LOL---and we call ourselves the top of the food chain - NOT!!!!!


----------



## Ant (Feb 25, 2007)

sharlin said:


> LOL---and we call ourselves the top of the food chain - NOT!!!!!


And they know it.

Who cleans who's poop?

Nuff said.


----------



## BeauShel (May 20, 2007)

Now if you could train him to take out the trash. Dogs are so much smarter than they get credit for. So does he hold the step and then get a snack out? His own all you can eat buffet


----------



## ShadowsParents (Feb 27, 2007)

I wanted to buy one of those cans for the bathroom and hubby said "nope, before you know it Hunter and Shadow will have figured out how to open it." Guess he was right. SHHHHHHHH don't tell him that. 

angie


----------



## Rosco's Mom (May 1, 2007)

Our kitchen trash can is behind closed doors. We keep Rosco's food in a trash can also that he likes to knock the lid off every once in a while. The bathroom trash can sits on top of the dryer because he'd eat everything in it!!!


----------



## JLJ (Nov 18, 2006)

I'm waiting for the day Belle discovers the trash can. So far so good but when she does we are in trouble! It just has a lid with a swinging top on it- very easily accessable!


----------



## Carsonsdaddy (Nov 1, 2006)

Ant said:


> And they know it.
> 
> Who cleans who's poop?
> 
> Nuff said.


well....Carson cleans mine.

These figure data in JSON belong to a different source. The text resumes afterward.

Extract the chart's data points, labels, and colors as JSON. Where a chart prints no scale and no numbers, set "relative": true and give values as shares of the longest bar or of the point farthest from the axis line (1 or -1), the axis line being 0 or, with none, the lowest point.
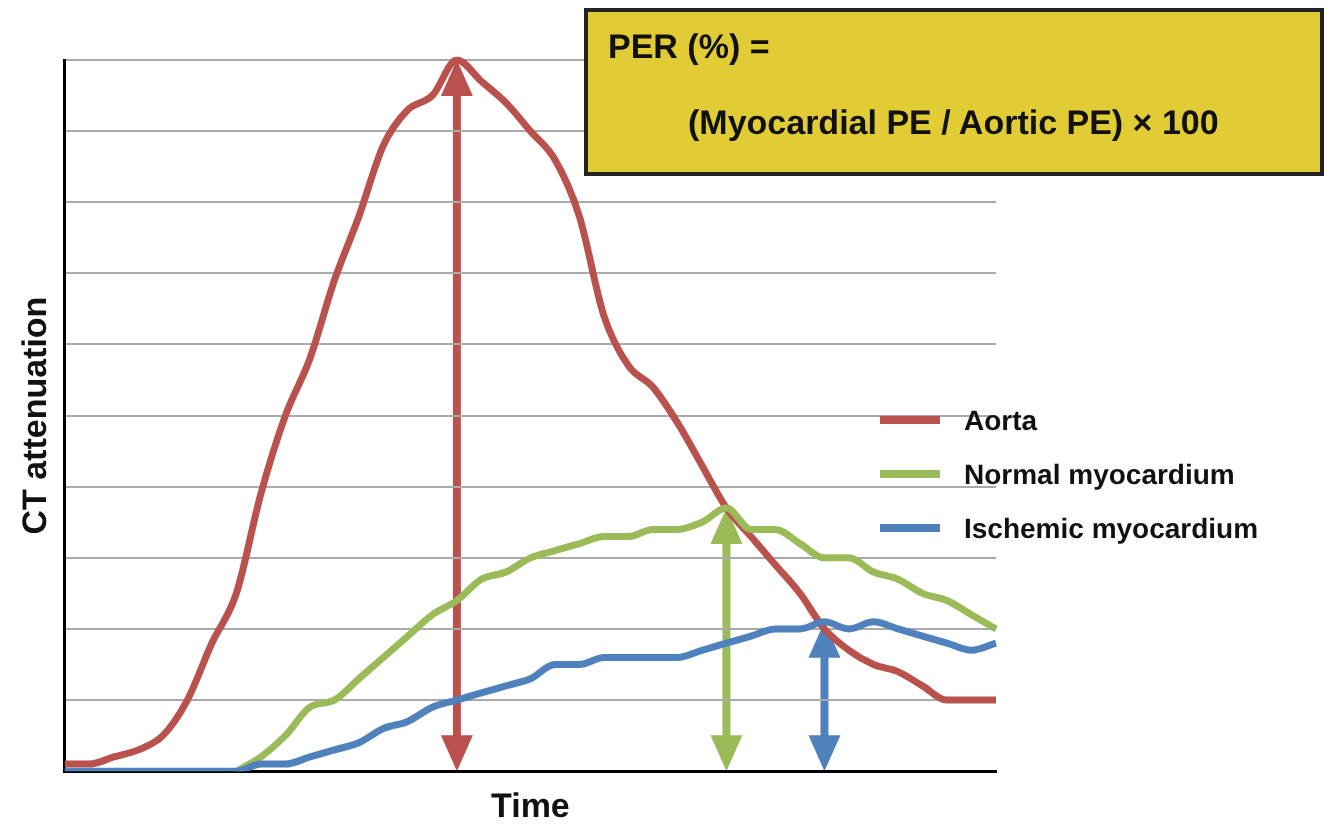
{
  "chart_data": {
    "type": "line",
    "relative": true,
    "xlabel": "Time",
    "ylabel": "CT attenuation",
    "grid": "y",
    "legend": "right",
    "marker": "none",
    "line_style": "solid",
    "annotations": [
      "PER (%) =",
      "(Myocardial PE / Aortic PE) × 100"
    ],
    "categories": [
      null,
      null,
      null,
      null,
      null,
      null,
      null,
      null,
      null,
      null,
      null,
      null,
      null,
      null,
      null,
      null,
      null,
      null,
      null,
      null,
      null,
      null,
      null,
      null,
      null,
      null,
      null,
      null,
      null,
      null,
      null,
      null,
      null,
      null,
      null,
      null,
      null,
      null,
      null
    ],
    "series": [
      {
        "name": "Aorta",
        "color": "#b9524c",
        "values": [
          0.01,
          0.01,
          0.02,
          0.03,
          0.05,
          0.1,
          0.18,
          0.25,
          0.39,
          0.5,
          0.58,
          0.69,
          0.78,
          0.88,
          0.93,
          0.95,
          1.0,
          0.97,
          0.94,
          0.9,
          0.86,
          0.78,
          0.64,
          0.57,
          0.54,
          0.49,
          0.43,
          0.37,
          0.33,
          0.29,
          0.25,
          0.2,
          0.17,
          0.15,
          0.14,
          0.12,
          0.1,
          0.1,
          0.1
        ]
      },
      {
        "name": "Normal myocardium",
        "color": "#9bbb59",
        "values": [
          null,
          null,
          null,
          null,
          null,
          null,
          null,
          0,
          0.02,
          0.05,
          0.09,
          0.1,
          0.13,
          0.16,
          0.19,
          0.22,
          0.24,
          0.27,
          0.28,
          0.3,
          0.31,
          0.32,
          0.33,
          0.33,
          0.34,
          0.34,
          0.35,
          0.37,
          0.34,
          0.34,
          0.32,
          0.3,
          0.3,
          0.28,
          0.27,
          0.25,
          0.24,
          0.22,
          0.2
        ]
      },
      {
        "name": "Ischemic myocardium",
        "color": "#4f81bd",
        "values": [
          0,
          0,
          0,
          0,
          0,
          0,
          0,
          0,
          0.01,
          0.01,
          0.02,
          0.03,
          0.04,
          0.06,
          0.07,
          0.09,
          0.1,
          0.11,
          0.12,
          0.13,
          0.15,
          0.15,
          0.16,
          0.16,
          0.16,
          0.16,
          0.17,
          0.18,
          0.19,
          0.2,
          0.2,
          0.21,
          0.2,
          0.21,
          0.2,
          0.19,
          0.18,
          0.17,
          0.18
        ]
      }
    ]
  }
}
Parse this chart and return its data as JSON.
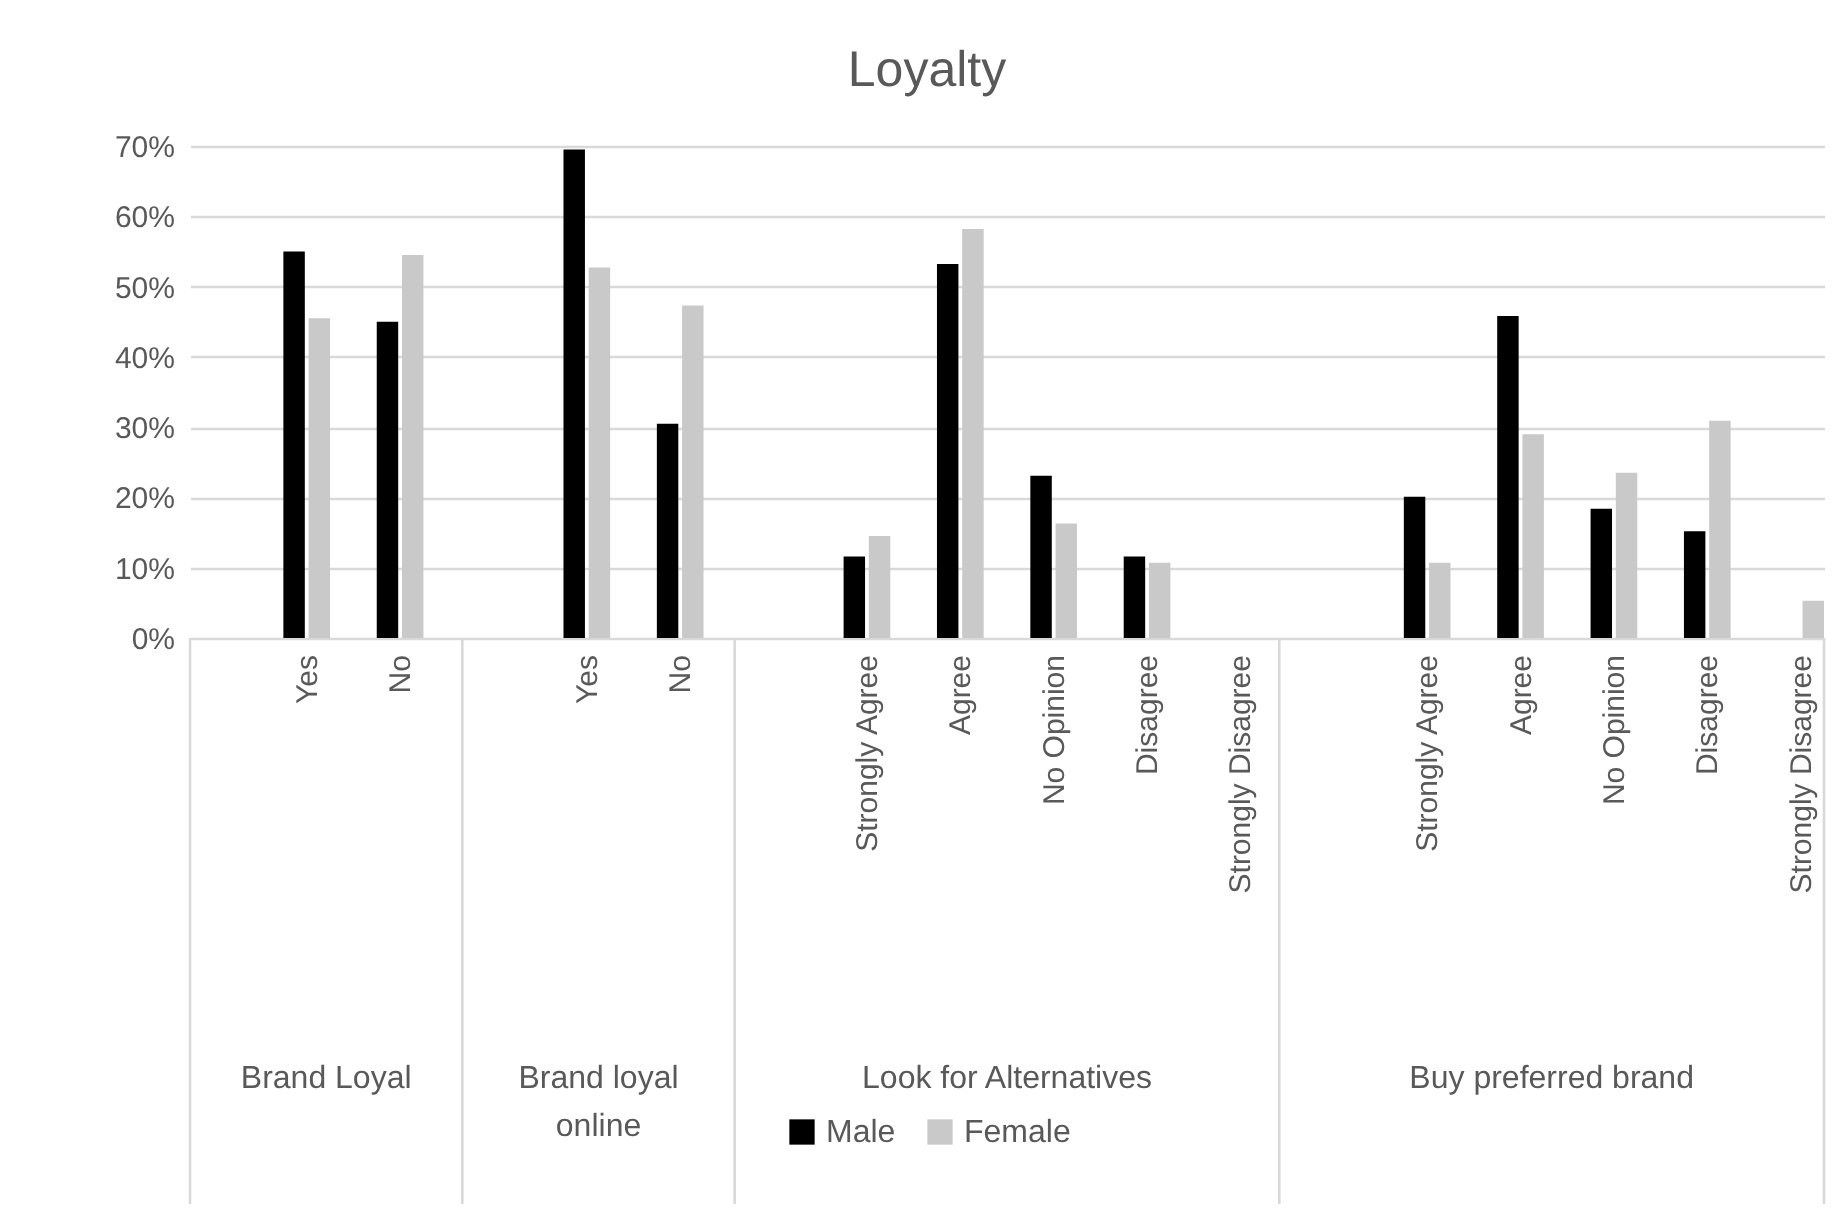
{
  "chart_data": {
    "type": "bar",
    "title": "Loyalty",
    "categories": [
      null,
      "Yes",
      "No",
      null,
      "Yes",
      "No",
      null,
      "Strongly Agree",
      "Agree",
      "No Opinion",
      "Disagree",
      "Strongly Disagree",
      null,
      "Strongly Agree",
      "Agree",
      "No Opinion",
      "Disagree",
      "Strongly Disagree"
    ],
    "series": [
      {
        "name": "Male",
        "color": "#000000",
        "values": [
          null,
          55,
          45,
          null,
          69.5,
          30.5,
          null,
          11.6,
          53.2,
          23.1,
          11.6,
          0,
          null,
          20.1,
          45.8,
          18.4,
          15.2,
          0
        ]
      },
      {
        "name": "Female",
        "color": "#c9c9c9",
        "values": [
          null,
          45.5,
          54.5,
          null,
          52.7,
          47.3,
          null,
          14.5,
          58.2,
          16.3,
          10.7,
          0,
          null,
          10.7,
          29,
          23.5,
          30.9,
          5.3
        ]
      }
    ],
    "annotations": [
      "Brand Loyal",
      "Brand loyal\nonline",
      "Look for Alternatives",
      "Buy preferred brand"
    ],
    "ylim": [
      0,
      70
    ],
    "yticks": [
      {
        "value": 0,
        "label": "0%"
      },
      {
        "value": 10,
        "label": "10%"
      },
      {
        "value": 20,
        "label": "20%"
      },
      {
        "value": 30,
        "label": "30%"
      },
      {
        "value": 40,
        "label": "40%"
      },
      {
        "value": 50,
        "label": "50%"
      },
      {
        "value": 60,
        "label": "60%"
      },
      {
        "value": 70,
        "label": "70%"
      }
    ],
    "grid": "y",
    "legend": "bottom"
  }
}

We save tons of $ by not buying toilet paper....  : 


Probably TMI huh?????


----------



## Dog (Sep 26, 2006)

Never had a problem with Amber. 

We have 3 swing bins in the garden roughly about Amber's height (1 rubbish and 2 recycling) and she's not interested in them. If she goes near the rubbish bin and starts sniffing we simply say no and she goes away...


----------



## riddle03 (Jun 9, 2005)

Yes Tucker definitely puts his paw on the step and then gets his snack out, and looks at me like "Thanks mom, that's why you bought that step thing right ?)


----------



## GoldenJoyx'stwo (Feb 25, 2007)

Does he know how to turn it around yet?  Maybe face it in the other direction remove it it??? My Tucker pops locks off of our food cabinets. Opens the microwave and opens the car windows. We solved the car windows because we can lock them. The microwave is always empty. The food cabinets are blocked by a vacuum cleaner and a Hoover Floormate.


----------